Another limitation of this study, which can be covered in the future, is disregarding the effect of cluttered background on the choice of diagnostic features. It has been shown by many studies that object background has drastic impacts on the recognition performance of objects (i.e. also under variations) in humans4,46,64, and that background can also be considered diagnostic by humans in complex discrimination tasks30. Therefore, it seems relevant to study the effect of background on diagnostic features. These backgrounds can be constructed artificially to provide low-level control (e.g. random noise, scrambled phase images, etc.)46 or can be chosen from natural images2,3,4. This is interesting since background, similar to current influences of object similarity on high-level cognitive processes, also involves top-down (e.g. attention and expertise35,65) and bottom-up (e.g. figure-ground segregation4,18) mechanisms of the brain.
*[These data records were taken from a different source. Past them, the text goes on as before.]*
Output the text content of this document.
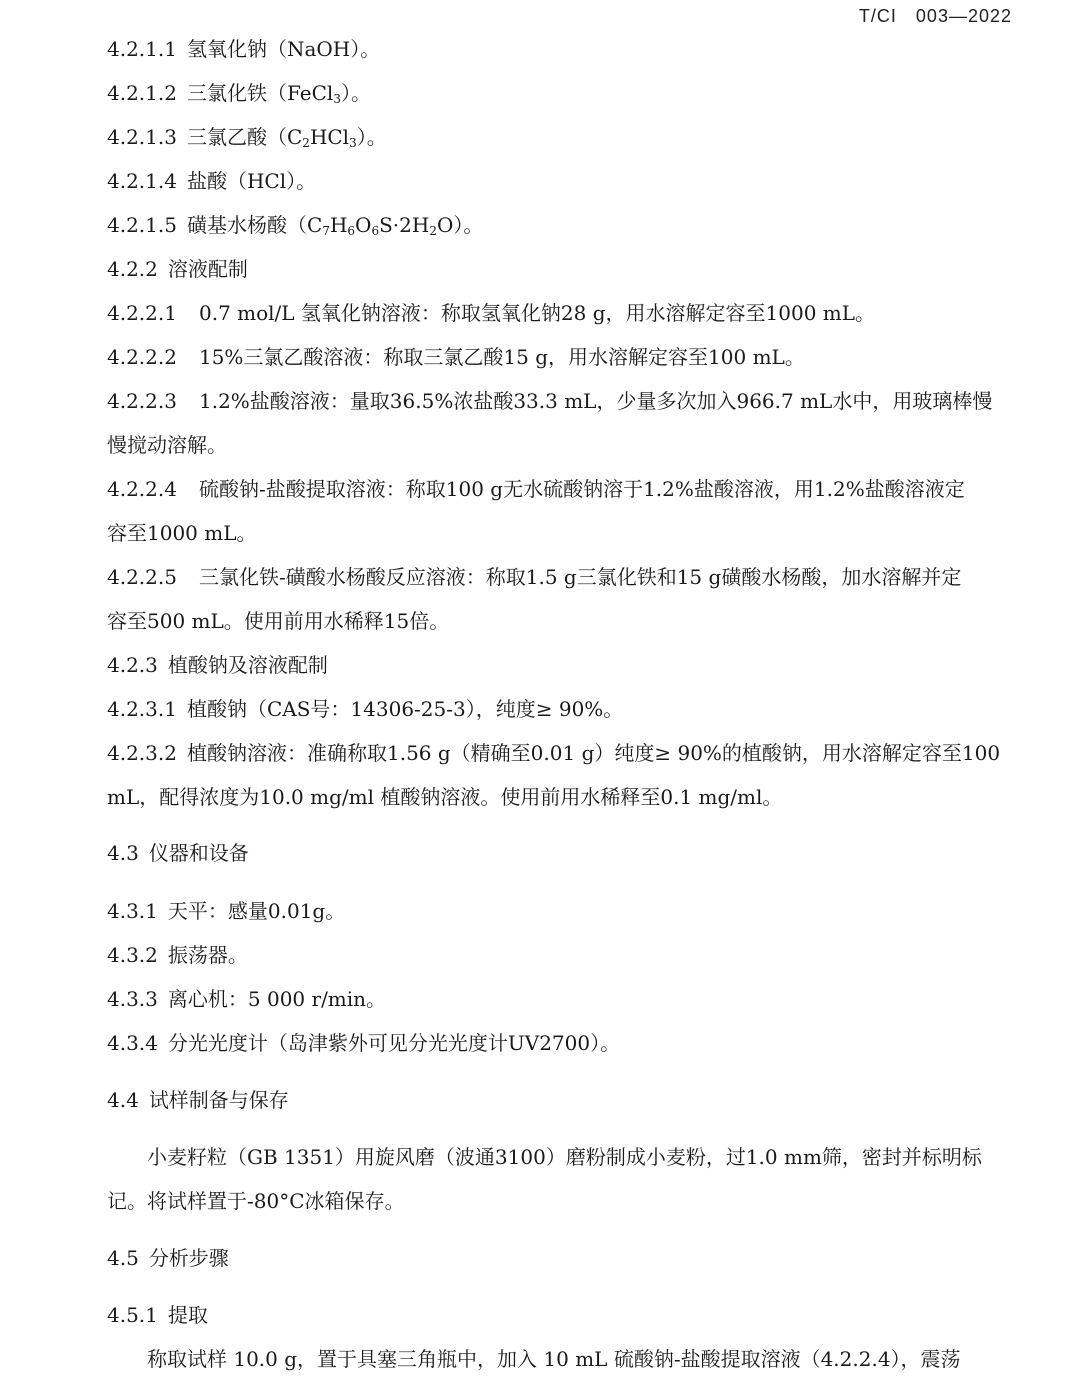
T/CI　003—2022
4.2.1.1 氢氧化钠（NaOH）。
4.2.1.2 三氯化铁（FeCl$_3$）。
4.2.1.3 三氯乙酸$(C_2HCl_3)$。
4.2.1.4 盐酸（HCl）。
4.2.1.5 磺基水杨酸$(C_7H_6O_6S\cdot 2H_2O)$。
4.2.2 溶液配制
4.2.2.1 0.7 mol/L 氢氧化钠溶液：称取氢氧化钠28 g，用水溶解定容至1000 mL。
4.2.2.2 15%三氯乙酸溶液：称取三氯乙酸15 g，用水溶解定容至100 mL。
4.2.2.3 1.2%盐酸溶液：量取36.5%浓盐酸33.3 mL，少量多次加入966.7 mL水中，用玻璃棒慢
慢搅动溶解。
4.2.2.4 硫酸钠-盐酸提取溶液：称取100 g无水硫酸钠溶于1.2%盐酸溶液，用1.2%盐酸溶液定
容至1000 mL。
4.2.2.5 三氯化铁-磺酸水杨酸反应溶液：称取1.5 g三氯化铁和15 g磺酸水杨酸，加水溶解并定
容至500 mL。使用前用水稀释15倍。
4.2.3 植酸钠及溶液配制
4.2.3.1 植酸钠（CAS号：14306-25-3），纯度≥ 90%。
4.2.3.2 植酸钠溶液：准确称取1.56 g（精确至0.01 g）纯度≥ 90%的植酸钠，用水溶解定容至100
mL，配得浓度为10.0 mg/ml 植酸钠溶液。使用前用水稀释至0.1 mg/ml。
4.3 仪器和设备
4.3.1 天平：感量0.01g。
4.3.2 振荡器。
4.3.3 离心机：5 000 r/min。
4.3.4 分光光度计（岛津紫外可见分光光度计UV2700）。
4.4 试样制备与保存
小麦籽粒（GB 1351）用旋风磨（波通3100）磨粉制成小麦粉，过1.0 mm筛，密封并标明标
记。将试样置于-80°C冰箱保存。
4.5 分析步骤
4.5.1 提取
称取试样 10.0 g，置于具塞三角瓶中，加入 10 mL 硫酸钠-盐酸提取溶液（4.2.2.4），震荡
Although the psychophysical experiments of current study allowed us to investigate the dynamical nature of invariant object recognition at behavioral level, the relative contributions of diagnostic features against other task-related cognitive processes which were active during the experiments (e.g. decision making, attention, task-related motor preparation) and may have contributed to the observed responses have remained unknown. In order to evaluate the contribution of the diagnostic features in object recognition, neuroimaging techniques can be adopted in passive object presentation paradigms. The use of methods such as EEG, EMG and fMRI, along with proper decoding schemes such as reverse-correlation50 would be suitable choices in that regard. Moreover, methods such as Granger causality can be used to highlight the role of feed-forward and feedback mechanisms of the brain in feature-based object recognition17.

In summary, the quantitative investigation of feature-based object recognition in humans performed in this study, while posing many intact questions for future studies, suggests the reliance on view-invariant diagnostic features as a possible strategy which can explain how invariant object recognition is achieved by the human brain, but not by the state-of-the-art hierarchical machine vision algorithms.